Songs from her first disc, "Hey Babe," appeared frequently on college radio in 1992. The release's follow-up "Become What You Are" in 1994 spun off a series of modern rock hits, including "Spin the Bottle." For a few years Hatfield, who plays tomorrow night at the Ark in Ann Arbor, was all over the place in the media, appearing on the covers of magazines and popping up on MTV regularly.

She appeared in fashion layouts in Sassy and Vogue magazines and, after playing bass on the Lemonheads' commercial breakthrough "It's a Shame About Ray," was the subject of tabloid fodder because of her supposed romance with head Lemonhead Evan Dando.

Things settled down for Hatfield, 37, in the late '90s and as her audience shrank, she began releasing a series of discs that allowed her to pursue whatever creative avenue she wanted, from loud, distorted rock to quieter acoustic music.

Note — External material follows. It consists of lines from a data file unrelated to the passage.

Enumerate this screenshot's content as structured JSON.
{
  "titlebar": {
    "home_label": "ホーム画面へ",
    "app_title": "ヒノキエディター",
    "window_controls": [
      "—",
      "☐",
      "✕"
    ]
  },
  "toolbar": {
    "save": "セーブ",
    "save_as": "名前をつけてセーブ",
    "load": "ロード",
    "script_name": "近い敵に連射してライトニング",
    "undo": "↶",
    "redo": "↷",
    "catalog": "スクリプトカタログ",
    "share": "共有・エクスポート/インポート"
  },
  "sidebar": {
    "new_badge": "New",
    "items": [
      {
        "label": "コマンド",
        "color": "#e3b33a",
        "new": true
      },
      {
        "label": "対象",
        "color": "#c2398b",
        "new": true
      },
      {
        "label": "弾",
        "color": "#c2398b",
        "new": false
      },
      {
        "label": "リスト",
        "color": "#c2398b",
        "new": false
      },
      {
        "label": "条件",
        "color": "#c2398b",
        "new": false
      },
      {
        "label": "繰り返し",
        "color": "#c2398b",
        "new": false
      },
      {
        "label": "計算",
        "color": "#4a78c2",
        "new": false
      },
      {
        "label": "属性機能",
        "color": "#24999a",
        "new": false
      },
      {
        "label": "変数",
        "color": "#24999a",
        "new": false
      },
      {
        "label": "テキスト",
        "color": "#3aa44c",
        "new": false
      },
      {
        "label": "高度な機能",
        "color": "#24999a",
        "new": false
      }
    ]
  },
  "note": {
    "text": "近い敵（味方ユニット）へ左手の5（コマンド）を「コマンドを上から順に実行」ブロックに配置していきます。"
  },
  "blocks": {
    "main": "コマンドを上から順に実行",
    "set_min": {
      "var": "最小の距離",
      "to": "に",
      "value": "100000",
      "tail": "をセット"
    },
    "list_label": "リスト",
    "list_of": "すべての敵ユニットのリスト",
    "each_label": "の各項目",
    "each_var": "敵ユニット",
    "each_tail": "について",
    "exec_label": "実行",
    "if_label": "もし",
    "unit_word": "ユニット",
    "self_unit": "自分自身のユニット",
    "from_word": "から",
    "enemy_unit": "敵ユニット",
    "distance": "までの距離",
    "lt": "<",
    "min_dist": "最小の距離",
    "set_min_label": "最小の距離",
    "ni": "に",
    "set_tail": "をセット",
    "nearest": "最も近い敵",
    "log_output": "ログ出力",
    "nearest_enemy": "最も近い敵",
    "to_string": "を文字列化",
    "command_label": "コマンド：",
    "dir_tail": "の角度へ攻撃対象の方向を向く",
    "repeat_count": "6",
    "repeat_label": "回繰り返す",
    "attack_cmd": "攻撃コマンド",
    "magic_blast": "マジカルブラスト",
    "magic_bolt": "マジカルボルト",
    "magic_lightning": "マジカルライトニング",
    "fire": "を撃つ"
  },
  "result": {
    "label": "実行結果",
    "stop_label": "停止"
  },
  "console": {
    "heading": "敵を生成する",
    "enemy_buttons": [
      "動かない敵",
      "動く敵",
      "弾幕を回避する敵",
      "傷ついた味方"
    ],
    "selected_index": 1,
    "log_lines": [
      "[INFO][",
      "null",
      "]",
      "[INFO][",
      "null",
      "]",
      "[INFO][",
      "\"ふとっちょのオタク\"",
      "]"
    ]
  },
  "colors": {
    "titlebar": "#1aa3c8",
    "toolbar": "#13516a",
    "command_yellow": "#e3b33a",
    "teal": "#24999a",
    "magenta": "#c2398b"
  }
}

Her latest disc is "In Exile Deo," which has received critical raves for its combination of memorable melodies and hard-edged arrangements.

On her Web site, Hatfield addresses the cost of her earlier popularity: "The pressure to be something I was not was constant and unrelenting," she writes. "It was a battle to maintain a sense of authentic self when that self was still in the developmental stages."

Doors open at 7:30 p.m. tomorrow for Juliana Hatfield's show at the Ark, 316 South Main St., in Ann Arbor. The show starts at 8. Tickets are $15. Information: 734-761-1800 or www.theark.org.